数年ごとに、新しい外国人労働者を受け入れてOJTで育成するより、日本語や日本企業のカルチャーをしっかりと理解して、なおかつ高い技能を有する「ベテラン外国人労働者」を長く雇い、彼らに後進の育成にあたらせたほうが会社としては遥かにありがたいからだ。もちろん、外国人側にしても数年でポイっと使い捨てにされるより、せっかく慣れてきた環境なのだから、長く雇われたいのは言うまでもない。

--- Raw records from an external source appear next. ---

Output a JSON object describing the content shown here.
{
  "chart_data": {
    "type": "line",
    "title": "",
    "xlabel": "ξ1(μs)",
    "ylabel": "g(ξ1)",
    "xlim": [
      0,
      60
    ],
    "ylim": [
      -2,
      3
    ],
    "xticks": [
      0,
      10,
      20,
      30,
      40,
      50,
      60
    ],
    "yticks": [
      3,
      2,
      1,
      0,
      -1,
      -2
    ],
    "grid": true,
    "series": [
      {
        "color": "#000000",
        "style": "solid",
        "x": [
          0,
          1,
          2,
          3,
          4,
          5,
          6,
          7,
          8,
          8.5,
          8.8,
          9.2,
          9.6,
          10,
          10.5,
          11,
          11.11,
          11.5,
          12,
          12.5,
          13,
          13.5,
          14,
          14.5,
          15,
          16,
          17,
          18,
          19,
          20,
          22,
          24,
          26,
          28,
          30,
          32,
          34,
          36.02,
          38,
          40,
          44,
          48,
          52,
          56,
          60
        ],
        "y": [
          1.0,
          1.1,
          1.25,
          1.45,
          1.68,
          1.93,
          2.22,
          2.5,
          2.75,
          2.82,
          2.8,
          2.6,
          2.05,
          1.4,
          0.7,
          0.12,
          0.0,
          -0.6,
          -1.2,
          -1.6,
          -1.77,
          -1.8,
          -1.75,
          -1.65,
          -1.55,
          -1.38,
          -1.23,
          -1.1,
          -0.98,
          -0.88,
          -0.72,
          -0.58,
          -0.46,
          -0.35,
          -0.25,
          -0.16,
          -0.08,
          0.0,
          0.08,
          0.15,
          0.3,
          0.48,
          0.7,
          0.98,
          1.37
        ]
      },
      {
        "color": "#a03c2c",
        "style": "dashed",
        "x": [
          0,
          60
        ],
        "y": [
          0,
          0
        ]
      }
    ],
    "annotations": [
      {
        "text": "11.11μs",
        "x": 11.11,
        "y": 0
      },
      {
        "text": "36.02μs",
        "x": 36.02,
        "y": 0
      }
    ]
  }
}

つまり、「移民じゃなくて外国人労働者だからセーフ」というのは極めて建前的な言葉遊びに過ぎず、将棋で「歩」が「と」に成るように、一度大量に受け入れてしまえば、ごく普通に「移民」へと変わっていくのだ。
このシビアな現実を理解した上で、「移民」を受け入れようという人たちも増えている。読売新聞社が10月26〜28日に実施した全国世論調査では、『外国人が定住を前提に日本に移り住む「移民」の受け入れについては、全体で「賛成」43%と「反対」44%が拮抗した』(読売新聞 10月29日)という。2〜3年前まで同じ質問をすると「反対」は7割程度だったことを踏まえると、明らかに社会ムードが変わってきているのだ。
農業分野も賃金が下がる!?
気の早い人たちの間では、「高齢化した外国人の介護とか社会保障はどうするんだ」「受け入れとともにモスクなどの宗教施設も必要だぞ」なんて議論も交わされている。
ただ、個人的には「外国人労働者の拡大ありき」で進んでいることには危機感しかない。というよりも、人手不足に関してもまだまだやれることが十分あるので、安易に移民政策へ突き進むべきではないと考えているからだ。
なんてことを口走ってしまうと、「サヨクじゃなくて、外国人ヘイトを撒き散らすネトウヨだったぞ!」と先ほどとはまったく逆の方向から、憎悪の矢がビュンビュン飛んで来てしまうだろうが、筆者が安倍政権の「移民政策」に反対しているのは、外国人が増えると治安うんぬんや、「世界一美しい国ニッポンは大和民族だけが住めばいい」的な愛国イデオロギーからでははない。
外国人労働者を受け入れてしまうと、日本人労働者の「賃金アップ」のチャンスはなくなる。おまけに、ようやく兆しが見えてきた日本社会の生産性向上も足を引っ張られる。要は、日本にとって「得」がまったくないからだ。